Cellular agriculture, also known as “cultivated meat” production, can help satisfy meat product demand while eliminating the welfare and environmental impacts of traditional livestock production. Recent innovations have enabled startups to produce thousands of meat products from a single culture, meaning that one harmless cell collection event from an animal can produce thousands of meat products. Preliminary data shows that cellular agriculture can reduce livestock-related land use by 95%, water use by 78%, and greenhouse gas emissions by 92%.

Regenerative agriculture is a farming philosophy that uses holistic, integrated practices to encourage and support the natural functions of the local ecosystem.
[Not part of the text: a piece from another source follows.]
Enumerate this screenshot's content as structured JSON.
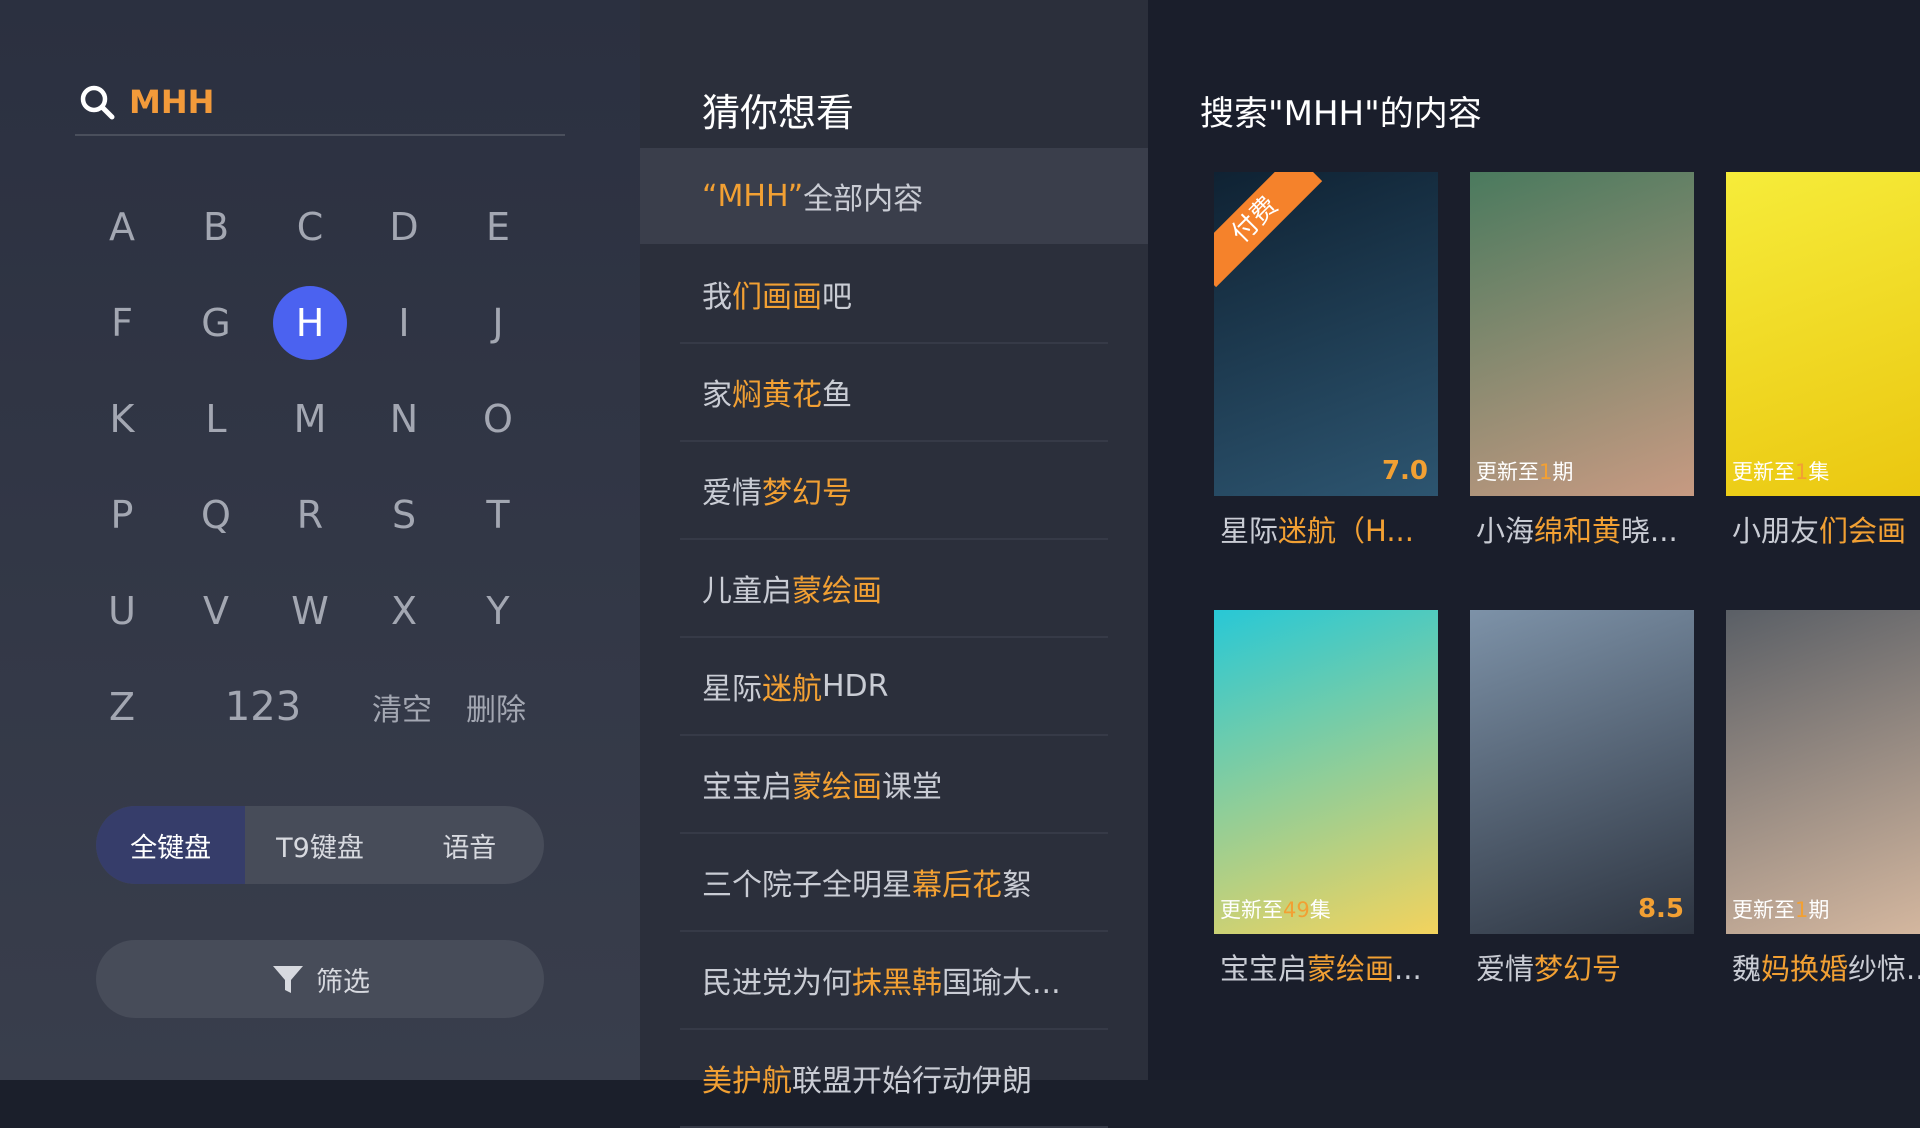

This approach, which can apply to both crop production and livestock production, allows farmed animals to live in their natural habitats and express natural behaviors such as grazing, foraging, dustbathing, etc., while also increasing vegetation and improving soil health, which stores carbon. Some examples of regenerative practices include rotational grazing, cover cropping, food forests (also known as forest gardens), and silvopasture.

Indigenous peoples have been successfully stewarding ecosystems for thousands of years. About 80% of the world's biodiversity lies within indigenous territories, making these lands and the role indigenous peoples have in maintaining them critical to solving the climate crisis and protecting wildlife. Agricultural climate efforts must take extreme care not to encroach upon, interfere with, or steal indigenous land.